Last ones...

The Even/Odd identities are the ones that look simple, but it takes a bit of work to understand. You need to visualize the Unit Circle to understand these. You remember which quadrants each function are positive in, right? ASTC? STCA? TCAS? CAST? (depending on which quadrant you start in). Well, these functions deal with which functions are positive or negative depending on whether the degrees are positive or negative. Confusing right? That is why they don't explain it like that. They use the Identities, which are much simpler to understand.
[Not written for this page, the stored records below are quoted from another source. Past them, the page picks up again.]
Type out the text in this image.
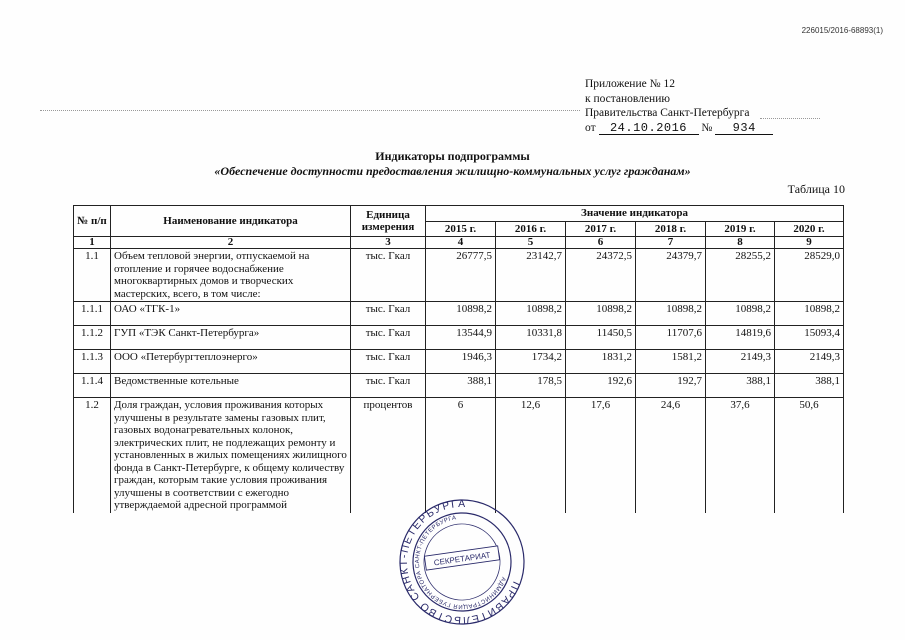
226015/2016-68893(1)
Приложение № 12
к постановлению
Правительства Санкт-Петербурга
от 24.10.2016 № 934
Индикаторы подпрограммы
«Обеспечение доступности предоставления жилищно-коммунальных услуг гражданам»
Таблица 10
№ п/п	Наименование индикатора	Единица измерения	Значение индикатора					
			2015 г.	2016 г.	2017 г.	2018 г.	2019 г.	2020 г.
1	2	3	4	5	6	7	8	9
1.1	Объем тепловой энергии, отпускаемой на отопление и горячее водоснабжение многоквартирных домов и творческих мастерских, всего, в том числе:	тыс. Гкал	26777,5	23142,7	24372,5	24379,7	28255,2	28529,0
1.1.1	ОАО «ТГК-1»	тыс. Гкал	10898,2	10898,2	10898,2	10898,2	10898,2	10898,2
1.1.2	ГУП «ТЭК Санкт-Петербурга»	тыс. Гкал	13544,9	10331,8	11450,5	11707,6	14819,6	15093,4
1.1.3	ООО «Петербургтеплоэнерго»	тыс. Гкал	1946,3	1734,2	1831,2	1581,2	2149,3	2149,3
1.1.4	Ведомственные котельные	тыс. Гкал	388,1	178,5	192,6	192,7	388,1	388,1
1.2	Доля граждан, условия проживания которых улучшены в результате замены газовых плит, газовых водонагревательных колонок, электрических плит, не подлежащих ремонту и установленных в жилых помещениях жилищного фонда в Санкт-Петербурге, к общему количеству граждан, которым такие условия проживания улучшены в соответствии с ежегодно утверждаемой адресной программой	процентов	6	12,6	17,6	24,6	37,6	50,6
ПРАВИТЕЛЬСТВО САНКТ-ПЕТЕРБУРГА
АДМИНИСТРАЦИЯ ГУБЕРНАТОРА САНКТ-ПЕТЕРБУРГА
СЕКРЕТАРИАТ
THe reason we even have these Identities, as supposed to a rule (If the degrees are negative, the answer is negative)  is because there is an exception that encompasses 1/3 of the total functions. Yep, cosine/secant have to be difficult. For them, it doesn't matter if the degrees are positive or negative. This is because they deal with X values. If the X value is negative, the answer is negative. and vice versa. How 'bout you just look at the Identities? That will make more sense than me giving you vague explanations.

Sin(-X)=-Sin(X)
Cos(-X)=Cos(X)
Tan(-X)=-Tan(X)
Cot(-X)=-Cot(X)
Sec(-X)=Sec(X)
Csc(-X)=-Csc(X)

And no, I don't know why they are called the Even/Odd Identities. If I had to guess, it would be because of the quadrant #s. If it was up to me they would be called the Positive/Negative Identities, as that is what they deal with.